This Martian Mesa Was Once The Center Of Alien Conspiracy Theories — The Real Explanation Is Even Weirder
There's no face on Mars, but the psychology behind the optical illusion may also have helped humans become artists.
A nameless mesa in a strange Martian landscape once stood at the center of a swirl of alien conspiracy theories.
In a low-resolution snapshot from NASA’s Viking 1 spacecraft, taken in 1976, the brightly lit ridges and darkly shadowed dips in the terrain atop the mesa formed a weirdly compelling optical illusion: a grim, black-eyed face staring back at us from Mars. Conspiracy theorists insisted the mesa must have been the work of alien sculptors. But it turns out that if you see the mesa in more detail and in different lighting, the stark contrasts of light and shadow that originally formed the face completely disappear.

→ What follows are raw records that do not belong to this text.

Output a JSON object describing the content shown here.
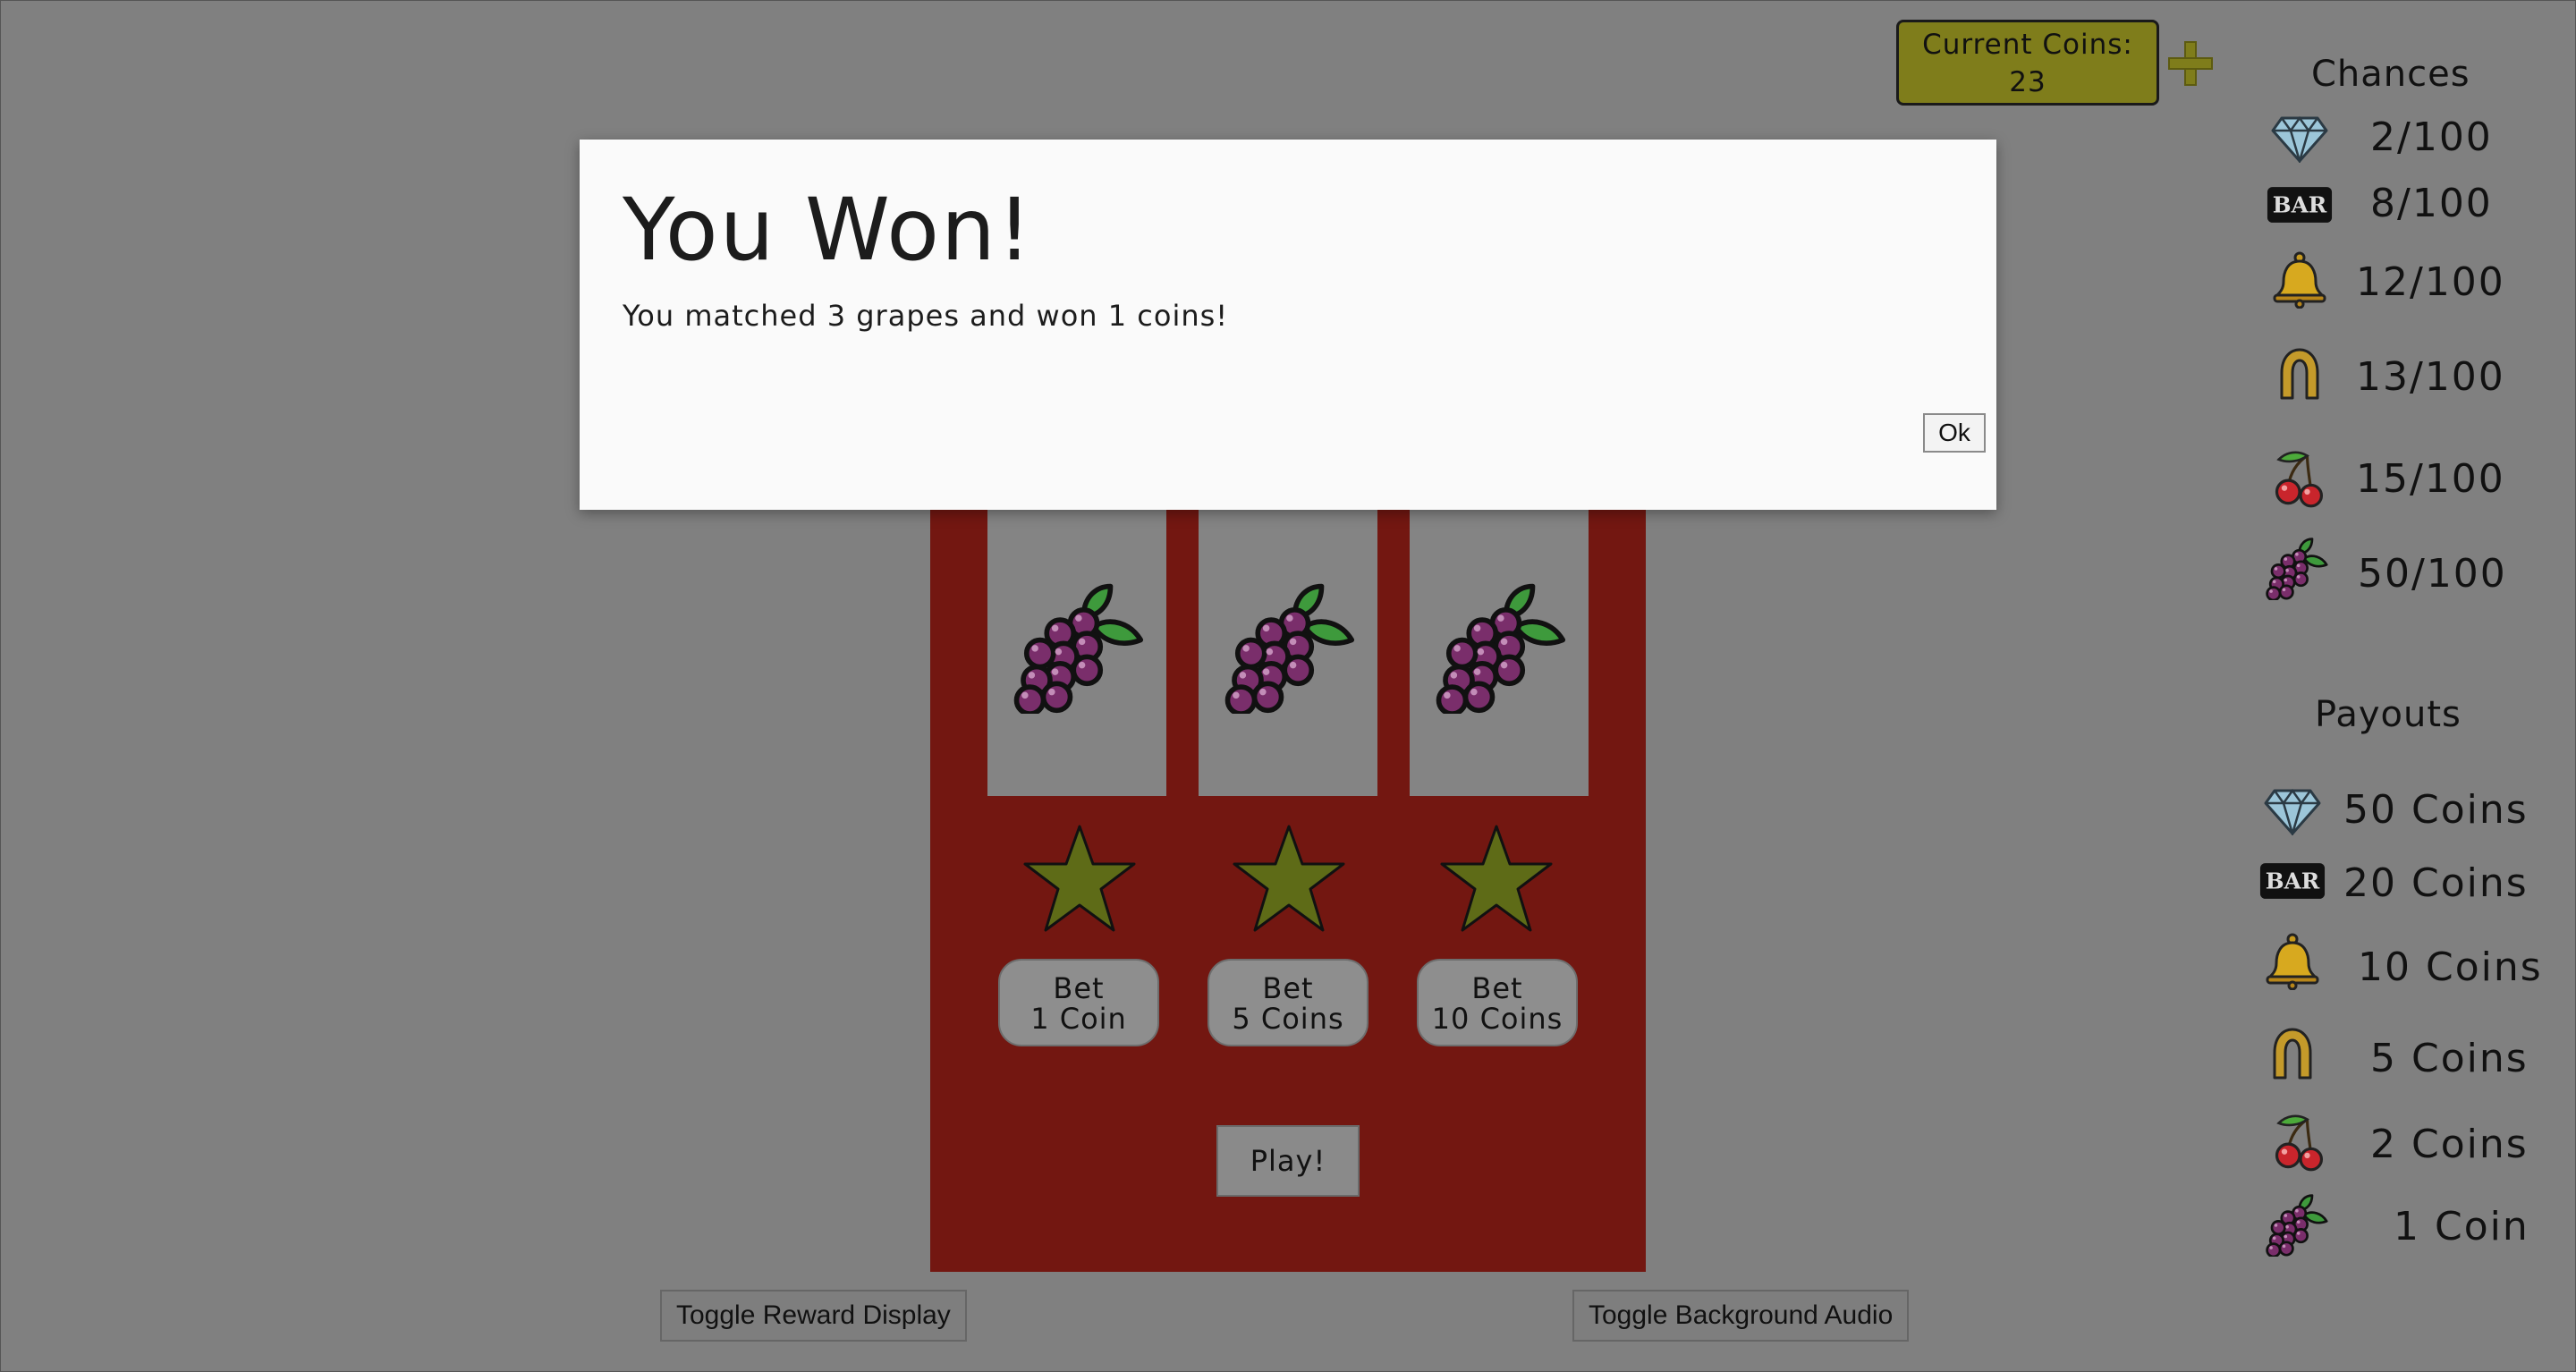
{
  "coins": {
    "label": "Current Coins:",
    "value": "23",
    "add_icon": "plus-icon"
  },
  "chances": {
    "title": "Chances",
    "rows": [
      {
        "icon": "diamond-icon",
        "text": "2/100"
      },
      {
        "icon": "bar-icon",
        "bar_text": "BAR",
        "text": "8/100"
      },
      {
        "icon": "bell-icon",
        "text": "12/100"
      },
      {
        "icon": "horseshoe-icon",
        "text": "13/100"
      },
      {
        "icon": "cherry-icon",
        "text": "15/100"
      },
      {
        "icon": "grapes-icon",
        "text": "50/100"
      }
    ]
  },
  "payouts": {
    "title": "Payouts",
    "rows": [
      {
        "icon": "diamond-icon",
        "text": "50 Coins"
      },
      {
        "icon": "bar-icon",
        "bar_text": "BAR",
        "text": "20 Coins"
      },
      {
        "icon": "bell-icon",
        "text": "10 Coins"
      },
      {
        "icon": "horseshoe-icon",
        "text": "5 Coins"
      },
      {
        "icon": "cherry-icon",
        "text": "2 Coins"
      },
      {
        "icon": "grapes-icon",
        "text": "1 Coin"
      }
    ]
  },
  "reels": [
    {
      "symbol": "grapes-icon"
    },
    {
      "symbol": "grapes-icon"
    },
    {
      "symbol": "grapes-icon"
    }
  ],
  "bets": [
    {
      "line1": "Bet",
      "line2": "1 Coin"
    },
    {
      "line1": "Bet",
      "line2": "5 Coins"
    },
    {
      "line1": "Bet",
      "line2": "10 Coins"
    }
  ],
  "play_label": "Play!",
  "toggles": {
    "reward": "Toggle Reward Display",
    "audio": "Toggle Background Audio"
  },
  "dialog": {
    "title": "You Won!",
    "message": "You matched 3 grapes and won 1 coins!",
    "ok_label": "Ok"
  },
  "colors": {
    "overlay_gray": "#808080",
    "machine_red": "#731711",
    "coin_gold": "#7f7d1b",
    "star_olive": "#5e6b17"
  }
}
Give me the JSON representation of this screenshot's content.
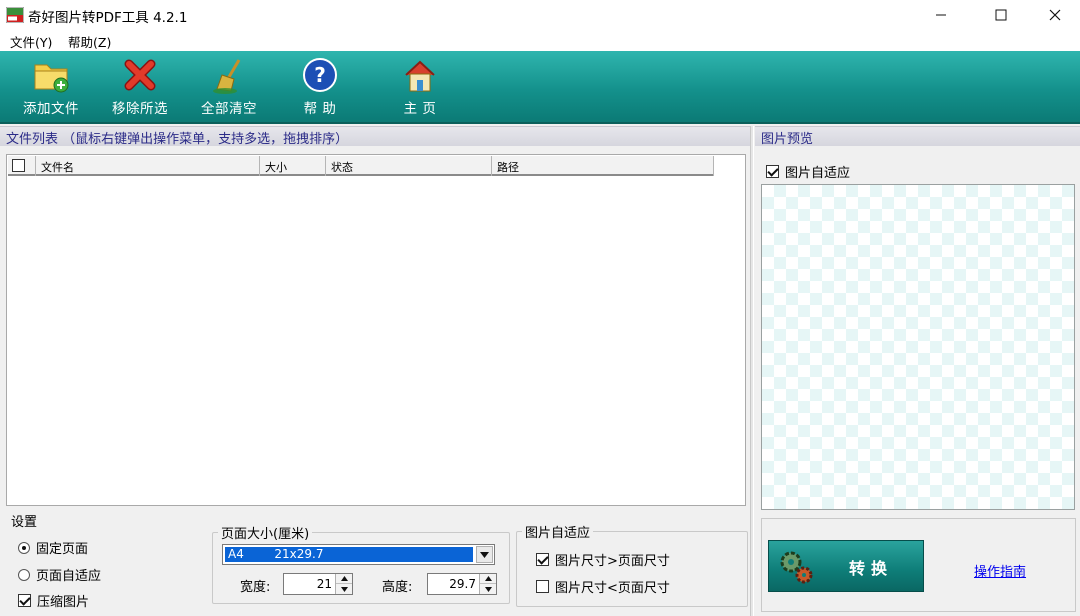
{
  "window": {
    "title": "奇好图片转PDF工具 4.2.1",
    "icon": "pdf-app-icon",
    "controls": [
      "minimize-icon",
      "maximize-icon",
      "close-icon"
    ]
  },
  "menu": {
    "file": "文件(Y)",
    "help": "帮助(Z)"
  },
  "toolbar": {
    "add_files": "添加文件",
    "remove_selected": "移除所选",
    "clear_all": "全部清空",
    "help": "帮 助",
    "home": "主 页"
  },
  "file_list": {
    "header": "文件列表  （鼠标右键弹出操作菜单，支持多选，拖拽排序）",
    "columns": [
      "文件名",
      "大小",
      "状态",
      "路径"
    ]
  },
  "preview": {
    "header": "图片预览",
    "auto_fit_label": "图片自适应",
    "auto_fit_checked": true
  },
  "settings": {
    "title": "设置",
    "fixed_page": "固定页面",
    "adaptive_page": "页面自适应",
    "selected_mode": "固定页面",
    "compress": "压缩图片",
    "compress_checked": true
  },
  "page_size": {
    "title": "页面大小(厘米)",
    "selected": "A4        21x29.7",
    "width_label": "宽度:",
    "width_value": "21",
    "height_label": "高度:",
    "height_value": "29.7"
  },
  "image_fit": {
    "title": "图片自适应",
    "larger": "图片尺寸>页面尺寸",
    "larger_checked": true,
    "smaller": "图片尺寸<页面尺寸",
    "smaller_checked": false
  },
  "actions": {
    "convert": "转换",
    "guide": "操作指南"
  },
  "colors": {
    "toolbar": "#14918c",
    "convert_button": "#0e7d78",
    "link": "#0000ee",
    "selection": "#0a64d6"
  }
}
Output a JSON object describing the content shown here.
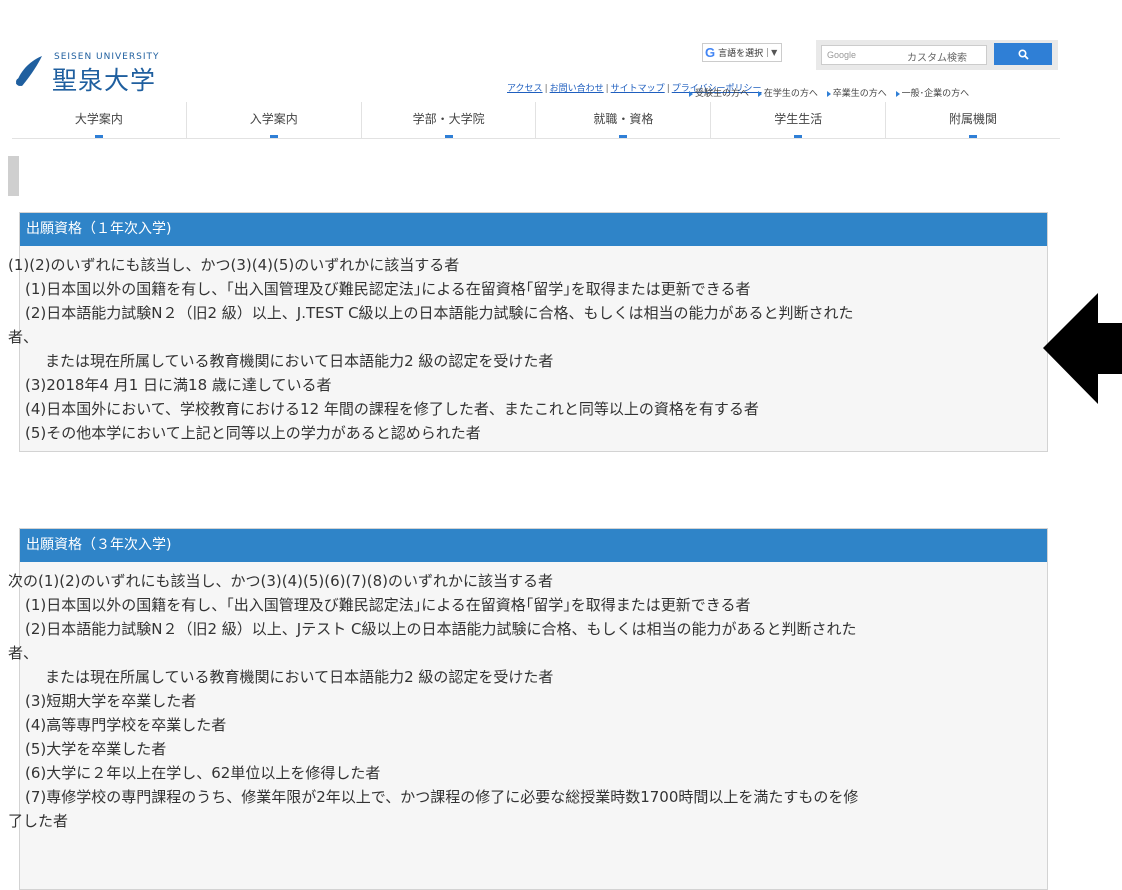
{
  "logo": {
    "en": "SEISEN UNIVERSITY",
    "jp": "聖泉大学"
  },
  "toplinks": [
    "アクセス",
    "お問い合わせ",
    "サイトマップ",
    "プライバシーポリシー"
  ],
  "translate": {
    "g": "G",
    "label": "言語を選択",
    "caret": "▼"
  },
  "search": {
    "placeholder": "Google",
    "label": "カスタム検索",
    "button_icon": "search-icon"
  },
  "sublinks": [
    "受験生の方へ",
    "在学生の方へ",
    "卒業生の方へ",
    "一般･企業の方へ"
  ],
  "nav": [
    "大学案内",
    "入学案内",
    "学部・大学院",
    "就職・資格",
    "学生生活",
    "附属機関"
  ],
  "section1": {
    "heading": "出願資格（１年次入学)",
    "lines": [
      "(1)(2)のいずれにも該当し、かつ(3)(4)(5)のいずれかに該当する者",
      "(1)日本国以外の国籍を有し、｢出入国管理及び難民認定法｣による在留資格｢留学｣を取得または更新できる者",
      "(2)日本語能力試験N２（旧2 級）以上、J.TEST C級以上の日本語能力試験に合格、もしくは相当の能力があると判断された",
      "者、",
      "または現在所属している教育機関において日本語能力2 級の認定を受けた者",
      "(3)2018年4 月1 日に満18 歳に達している者",
      "(4)日本国外において、学校教育における12 年間の課程を修了した者、またこれと同等以上の資格を有する者",
      "(5)その他本学において上記と同等以上の学力があると認められた者"
    ]
  },
  "section2": {
    "heading": "出願資格（３年次入学)",
    "lines": [
      "次の(1)(2)のいずれにも該当し、かつ(3)(4)(5)(6)(7)(8)のいずれかに該当する者",
      "(1)日本国以外の国籍を有し、｢出入国管理及び難民認定法｣による在留資格｢留学｣を取得または更新できる者",
      "(2)日本語能力試験N２（旧2 級）以上、Jテスト C級以上の日本語能力試験に合格、もしくは相当の能力があると判断された",
      "者、",
      "または現在所属している教育機関において日本語能力2 級の認定を受けた者",
      "(3)短期大学を卒業した者",
      "(4)高等専門学校を卒業した者",
      "(5)大学を卒業した者",
      "(6)大学に２年以上在学し、62単位以上を修得した者",
      "(7)専修学校の専門課程のうち、修業年限が2年以上で、かつ課程の修了に必要な総授業時数1700時間以上を満たすものを修",
      "了した者"
    ]
  },
  "colors": {
    "accent": "#2f84c8",
    "brand": "#1f5f9f",
    "arrow": "#000000"
  },
  "overlay": {
    "icon": "left-arrow-icon"
  }
}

But the “face on Mars” is a great example of the same phenomenon that may once have inspired early humans to draw some of the first art on cave walls here on Earth.
The SETI Institute recently shared a blast from the past: an image from NASA’s Mars Global Surveyor satellite, which snapped an image of the famous “Mars face,” revealing a discouraging lack of alien megaliths or slumbering giants.
In the original image, from Viking 1, with a low resolution of about 164 feet per pixel, the mesa shows up in stark patterns of light and shadow, creating the illusion of dark eyes in a pale face – one that looks unsettlingly like a death mask.
But seen in more detail at 6.6 feet per pixel, and with the Sun shining down from a different angle in the Martian sky, the facial features came into focus as weathered ridges of rock. If you know what you’re looking for, you can still trace the outline of the illusion on the top of the mesa and think to yourself, “Okay, I see how that weird dip in the ground looks like an eye in the right lighting,” but it’s also easy to tell the face isn’t really there.
Nobody carved this two-mile-long mesa into the shape of a very spooky face. It’s just an example of a very ancient quirk of the human mind called pareidola. The phrase refers to our tendency to see faces and other familiar shapes in random patterns, like clouds, rock formations, or the stars in the night sky.
A recent study, published last week in the Cambridge Archaeological Journal, suggested that paraidolia may have provided some of the inspiration for humanity’s first artworks on cave walls. Archaeologist Izzy Wisher and her colleagues found that more than half the Paleolithic images drawn on cave walls in northern Spain — some dating back 40,000 years — included natural features of the cave wall in the shapes they depicted. A curved section of rock, viewed in a flickering firelight at just the right angle, might look like a bison’s back, and that image might have inspired an ancient person to draw the rest of the animal, for example.
“However, whilst our study showed that pareidolia did have some influence on the cave artists, this was not always the case, giving us a fascinating insight into the work of these early painters,” says Wisher in a recent statement. “It seems to us that their art may have been part of a ‘creative conversation’ with the cave walls, where they both took inspiration from what they saw in the cracks and shapes of the cave wall but also used their own creativity.”
There’s still another famous face on Mars: a smiley face traced by mountain ranges in Galle Crater (not to be confused with Gale Crater, home of NASA’s Curiosity Rover) and made famous in The Watchmen. That one is really there, but the iconic smiley face is a great example of pareidolia in its own right, since the mind is managing to make a face out of two dots and a curved line.
And if you’re still wondering how we connected The Watchmen, ancient cave art, and an optical illusion on Mars, the word you may be looking for is apophenia.